FSU football: Making sense of Amarius Mims transfer portal recruitment
By Kelvin Hunt
Takeaways
I’ve said several times that FSU benefitted from Mims not being able to transfer to another SEC school without receiving a waiver.
Otherwise, he would have had to sit out for a year. If Mims didn’t require that waiver, it’s unlikely FSU would have been in the mix anyway. However, one thing to take away is FSU at least tried to get a player the caliber of Amarius Mims.
I know some people are trolling, talking they are glad they didn’t donate money to Rising Spear. However, that line of thinking is why FSU doesn’t have the booster support it should have, with only 2-3 percent of the alumni supporting the booster organization. I thought the rollout for Rising Spear during the Spring Game Week festivities was well done, and it is clear FSU wants to play big boy football.
However, it’s going to take resources they don’t have just yet to do it. It’s also going to take more wins on the football field. Amarius Mims enrolling at FSU would have helped tremendously, but the expectation was the Noles would win about seven games without him.
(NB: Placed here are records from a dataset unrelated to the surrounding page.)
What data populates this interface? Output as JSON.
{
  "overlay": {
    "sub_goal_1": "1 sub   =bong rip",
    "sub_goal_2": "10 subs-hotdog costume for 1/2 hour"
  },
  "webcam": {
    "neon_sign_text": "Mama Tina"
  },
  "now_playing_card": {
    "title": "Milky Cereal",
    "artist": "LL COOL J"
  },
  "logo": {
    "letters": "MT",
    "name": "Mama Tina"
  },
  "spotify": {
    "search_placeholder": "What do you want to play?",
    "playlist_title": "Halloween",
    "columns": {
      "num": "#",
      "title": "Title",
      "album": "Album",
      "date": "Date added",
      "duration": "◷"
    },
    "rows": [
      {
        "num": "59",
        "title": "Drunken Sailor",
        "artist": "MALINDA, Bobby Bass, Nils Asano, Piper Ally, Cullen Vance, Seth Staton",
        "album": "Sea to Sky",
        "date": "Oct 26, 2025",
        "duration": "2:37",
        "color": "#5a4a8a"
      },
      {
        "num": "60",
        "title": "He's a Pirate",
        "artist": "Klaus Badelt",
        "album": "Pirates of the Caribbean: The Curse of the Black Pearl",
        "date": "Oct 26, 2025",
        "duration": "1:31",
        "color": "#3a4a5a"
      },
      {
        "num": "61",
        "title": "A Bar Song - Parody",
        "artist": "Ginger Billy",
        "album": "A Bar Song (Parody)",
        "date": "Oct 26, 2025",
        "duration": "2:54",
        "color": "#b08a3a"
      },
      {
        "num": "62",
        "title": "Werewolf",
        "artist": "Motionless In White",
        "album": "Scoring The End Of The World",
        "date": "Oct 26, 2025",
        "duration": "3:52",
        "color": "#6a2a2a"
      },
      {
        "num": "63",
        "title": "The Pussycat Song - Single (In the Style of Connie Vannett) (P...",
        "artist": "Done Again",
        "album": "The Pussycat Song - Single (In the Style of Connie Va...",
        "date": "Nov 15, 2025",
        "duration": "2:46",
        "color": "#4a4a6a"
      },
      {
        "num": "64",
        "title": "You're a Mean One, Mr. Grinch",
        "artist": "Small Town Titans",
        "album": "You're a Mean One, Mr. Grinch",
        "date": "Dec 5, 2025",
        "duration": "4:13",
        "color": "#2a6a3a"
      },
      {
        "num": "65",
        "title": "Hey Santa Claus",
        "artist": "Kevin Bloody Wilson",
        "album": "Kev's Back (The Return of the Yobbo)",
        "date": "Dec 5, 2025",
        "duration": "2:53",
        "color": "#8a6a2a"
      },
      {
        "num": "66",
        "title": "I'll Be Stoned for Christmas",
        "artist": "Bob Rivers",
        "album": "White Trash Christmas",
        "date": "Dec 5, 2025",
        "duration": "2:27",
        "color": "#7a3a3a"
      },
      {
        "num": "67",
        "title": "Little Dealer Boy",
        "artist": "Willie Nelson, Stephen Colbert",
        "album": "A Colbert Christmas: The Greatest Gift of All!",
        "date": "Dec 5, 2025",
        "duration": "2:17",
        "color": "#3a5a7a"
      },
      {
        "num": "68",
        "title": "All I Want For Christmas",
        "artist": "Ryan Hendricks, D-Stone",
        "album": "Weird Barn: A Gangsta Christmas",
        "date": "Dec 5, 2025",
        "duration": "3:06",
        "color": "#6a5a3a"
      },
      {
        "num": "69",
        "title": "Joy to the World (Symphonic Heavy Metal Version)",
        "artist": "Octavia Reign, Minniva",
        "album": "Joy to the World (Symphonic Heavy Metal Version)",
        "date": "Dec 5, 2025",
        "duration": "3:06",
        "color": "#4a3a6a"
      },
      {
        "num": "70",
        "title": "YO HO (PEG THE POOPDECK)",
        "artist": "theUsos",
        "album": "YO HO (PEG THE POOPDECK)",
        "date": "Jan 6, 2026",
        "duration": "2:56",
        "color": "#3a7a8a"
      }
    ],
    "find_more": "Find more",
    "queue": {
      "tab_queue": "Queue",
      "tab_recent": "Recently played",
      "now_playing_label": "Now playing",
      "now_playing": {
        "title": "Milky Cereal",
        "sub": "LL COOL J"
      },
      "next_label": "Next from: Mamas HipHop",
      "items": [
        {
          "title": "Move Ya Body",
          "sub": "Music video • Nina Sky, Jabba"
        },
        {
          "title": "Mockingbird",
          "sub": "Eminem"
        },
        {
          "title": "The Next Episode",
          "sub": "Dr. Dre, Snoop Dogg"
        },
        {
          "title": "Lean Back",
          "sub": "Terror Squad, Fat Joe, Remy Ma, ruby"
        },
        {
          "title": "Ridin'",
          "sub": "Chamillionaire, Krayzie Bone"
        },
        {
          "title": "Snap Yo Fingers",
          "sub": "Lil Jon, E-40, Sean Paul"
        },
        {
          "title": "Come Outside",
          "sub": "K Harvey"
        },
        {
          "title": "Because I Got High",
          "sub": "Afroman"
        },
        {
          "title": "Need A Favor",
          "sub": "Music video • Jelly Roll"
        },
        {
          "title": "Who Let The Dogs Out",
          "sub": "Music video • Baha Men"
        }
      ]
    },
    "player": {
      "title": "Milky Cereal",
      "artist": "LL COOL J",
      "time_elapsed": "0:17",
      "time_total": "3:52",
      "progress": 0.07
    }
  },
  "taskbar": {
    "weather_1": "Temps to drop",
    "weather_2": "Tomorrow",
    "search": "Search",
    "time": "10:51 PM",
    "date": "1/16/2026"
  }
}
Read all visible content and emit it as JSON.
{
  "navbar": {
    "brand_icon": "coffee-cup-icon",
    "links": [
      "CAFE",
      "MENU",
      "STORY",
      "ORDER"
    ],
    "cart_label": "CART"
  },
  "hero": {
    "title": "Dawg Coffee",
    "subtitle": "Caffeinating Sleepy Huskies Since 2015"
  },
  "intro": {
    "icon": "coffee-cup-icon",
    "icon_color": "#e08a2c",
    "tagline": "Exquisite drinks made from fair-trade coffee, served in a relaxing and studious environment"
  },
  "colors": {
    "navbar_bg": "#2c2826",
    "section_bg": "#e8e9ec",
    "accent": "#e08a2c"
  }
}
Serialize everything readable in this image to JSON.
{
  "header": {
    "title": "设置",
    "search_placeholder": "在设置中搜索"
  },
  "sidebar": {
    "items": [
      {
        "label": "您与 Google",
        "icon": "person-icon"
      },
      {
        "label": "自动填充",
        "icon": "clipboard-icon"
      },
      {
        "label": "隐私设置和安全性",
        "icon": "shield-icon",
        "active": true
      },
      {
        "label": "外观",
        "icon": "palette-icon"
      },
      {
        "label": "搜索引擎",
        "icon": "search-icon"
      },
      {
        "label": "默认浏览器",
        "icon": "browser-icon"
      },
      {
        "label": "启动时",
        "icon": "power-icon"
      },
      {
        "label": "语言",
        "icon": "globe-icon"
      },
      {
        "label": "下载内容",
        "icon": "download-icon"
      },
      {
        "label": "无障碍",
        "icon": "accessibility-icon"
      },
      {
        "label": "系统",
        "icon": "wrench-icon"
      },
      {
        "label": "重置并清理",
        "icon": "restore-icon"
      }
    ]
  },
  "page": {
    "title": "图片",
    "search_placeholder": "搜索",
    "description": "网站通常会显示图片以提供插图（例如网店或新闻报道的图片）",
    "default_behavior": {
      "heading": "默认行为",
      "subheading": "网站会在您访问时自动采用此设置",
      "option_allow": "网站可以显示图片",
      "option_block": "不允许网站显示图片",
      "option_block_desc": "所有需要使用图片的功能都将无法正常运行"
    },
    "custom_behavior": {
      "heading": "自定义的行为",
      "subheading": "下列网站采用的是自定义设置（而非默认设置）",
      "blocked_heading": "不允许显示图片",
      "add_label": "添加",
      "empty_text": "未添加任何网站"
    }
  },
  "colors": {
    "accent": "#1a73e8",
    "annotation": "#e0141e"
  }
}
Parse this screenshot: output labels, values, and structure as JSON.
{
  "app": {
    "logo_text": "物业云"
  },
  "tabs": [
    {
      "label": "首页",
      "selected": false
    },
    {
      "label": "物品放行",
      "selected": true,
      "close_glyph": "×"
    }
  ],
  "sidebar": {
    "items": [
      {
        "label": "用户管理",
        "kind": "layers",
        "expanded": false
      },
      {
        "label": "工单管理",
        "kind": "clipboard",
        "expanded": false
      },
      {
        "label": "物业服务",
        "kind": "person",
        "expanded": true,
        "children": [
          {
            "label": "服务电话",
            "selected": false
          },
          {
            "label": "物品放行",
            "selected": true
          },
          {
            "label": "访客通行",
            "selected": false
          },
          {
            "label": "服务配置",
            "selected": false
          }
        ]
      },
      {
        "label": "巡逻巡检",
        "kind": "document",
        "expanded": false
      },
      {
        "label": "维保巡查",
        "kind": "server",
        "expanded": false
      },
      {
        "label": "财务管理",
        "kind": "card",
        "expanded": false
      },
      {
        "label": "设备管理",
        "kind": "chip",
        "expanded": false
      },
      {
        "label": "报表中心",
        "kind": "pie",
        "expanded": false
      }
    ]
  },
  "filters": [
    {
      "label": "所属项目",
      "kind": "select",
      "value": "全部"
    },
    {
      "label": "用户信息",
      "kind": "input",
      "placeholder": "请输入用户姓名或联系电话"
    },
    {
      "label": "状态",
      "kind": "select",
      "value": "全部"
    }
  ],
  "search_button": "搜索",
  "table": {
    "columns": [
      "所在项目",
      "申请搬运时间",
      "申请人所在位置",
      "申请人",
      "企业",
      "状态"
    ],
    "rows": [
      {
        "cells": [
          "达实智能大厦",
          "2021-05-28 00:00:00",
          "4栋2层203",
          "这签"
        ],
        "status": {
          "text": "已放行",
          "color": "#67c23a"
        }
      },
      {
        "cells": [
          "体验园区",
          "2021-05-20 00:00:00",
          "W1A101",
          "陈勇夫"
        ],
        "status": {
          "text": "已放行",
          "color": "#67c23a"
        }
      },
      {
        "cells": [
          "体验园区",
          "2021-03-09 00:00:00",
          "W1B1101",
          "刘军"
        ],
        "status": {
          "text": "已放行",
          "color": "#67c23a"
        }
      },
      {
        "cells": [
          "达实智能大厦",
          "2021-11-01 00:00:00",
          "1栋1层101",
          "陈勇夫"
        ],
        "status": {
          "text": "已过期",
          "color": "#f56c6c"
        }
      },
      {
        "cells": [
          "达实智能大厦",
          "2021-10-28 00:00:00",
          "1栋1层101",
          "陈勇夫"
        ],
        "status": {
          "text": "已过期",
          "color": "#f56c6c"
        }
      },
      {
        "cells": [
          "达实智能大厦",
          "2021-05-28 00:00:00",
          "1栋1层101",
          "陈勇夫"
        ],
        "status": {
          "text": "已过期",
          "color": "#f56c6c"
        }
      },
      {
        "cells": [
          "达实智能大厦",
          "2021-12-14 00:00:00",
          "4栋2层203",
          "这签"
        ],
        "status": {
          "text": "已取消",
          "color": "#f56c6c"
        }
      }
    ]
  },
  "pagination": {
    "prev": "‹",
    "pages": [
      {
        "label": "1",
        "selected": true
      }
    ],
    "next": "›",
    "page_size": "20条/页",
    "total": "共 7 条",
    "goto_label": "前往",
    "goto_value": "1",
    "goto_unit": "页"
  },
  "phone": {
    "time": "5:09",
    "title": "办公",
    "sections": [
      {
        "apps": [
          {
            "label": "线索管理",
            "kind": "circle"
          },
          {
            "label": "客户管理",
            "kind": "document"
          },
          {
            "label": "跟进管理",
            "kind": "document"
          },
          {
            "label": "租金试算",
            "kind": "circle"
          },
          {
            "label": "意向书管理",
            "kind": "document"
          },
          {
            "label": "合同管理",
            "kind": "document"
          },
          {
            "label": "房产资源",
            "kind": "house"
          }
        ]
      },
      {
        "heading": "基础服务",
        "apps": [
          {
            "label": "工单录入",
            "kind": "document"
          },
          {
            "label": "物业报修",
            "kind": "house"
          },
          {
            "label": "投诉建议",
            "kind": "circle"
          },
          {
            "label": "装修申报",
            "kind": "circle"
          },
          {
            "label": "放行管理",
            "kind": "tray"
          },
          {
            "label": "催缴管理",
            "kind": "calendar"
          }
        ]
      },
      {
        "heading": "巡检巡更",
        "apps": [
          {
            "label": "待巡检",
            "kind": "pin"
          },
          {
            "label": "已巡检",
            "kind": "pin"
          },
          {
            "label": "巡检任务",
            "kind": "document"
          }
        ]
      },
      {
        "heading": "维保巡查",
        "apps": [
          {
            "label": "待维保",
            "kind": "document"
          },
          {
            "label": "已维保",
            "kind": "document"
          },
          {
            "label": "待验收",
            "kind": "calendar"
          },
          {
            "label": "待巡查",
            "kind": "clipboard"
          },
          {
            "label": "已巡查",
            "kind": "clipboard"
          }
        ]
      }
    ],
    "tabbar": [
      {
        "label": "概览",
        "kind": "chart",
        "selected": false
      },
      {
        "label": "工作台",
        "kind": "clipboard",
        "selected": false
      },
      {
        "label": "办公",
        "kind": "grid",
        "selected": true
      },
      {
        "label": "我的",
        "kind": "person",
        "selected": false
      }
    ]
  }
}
I think most would say 8-4 is attainable if you could guarantee good injury luck at QB.
The coaching staff has this program going in the right direction. There will be other transfer portal targets. They’ve gotten some key players from the transfer portal like Jared Verse and Tatum Bethune, two players a lot of Power 5 programs wanted to sign.
However, when it comes to the upper-tier players, it doesn’t matter who’s on the coaching staff because when programs like Georgia, Alabama, and Ohio State want a player? They have the resources to get him. FSU didn’t lose Mims to Miami or some other school. They just lost him to UGA, again if he officially takes himself out of the portal, and UGA beats everyone for players, even Alabama.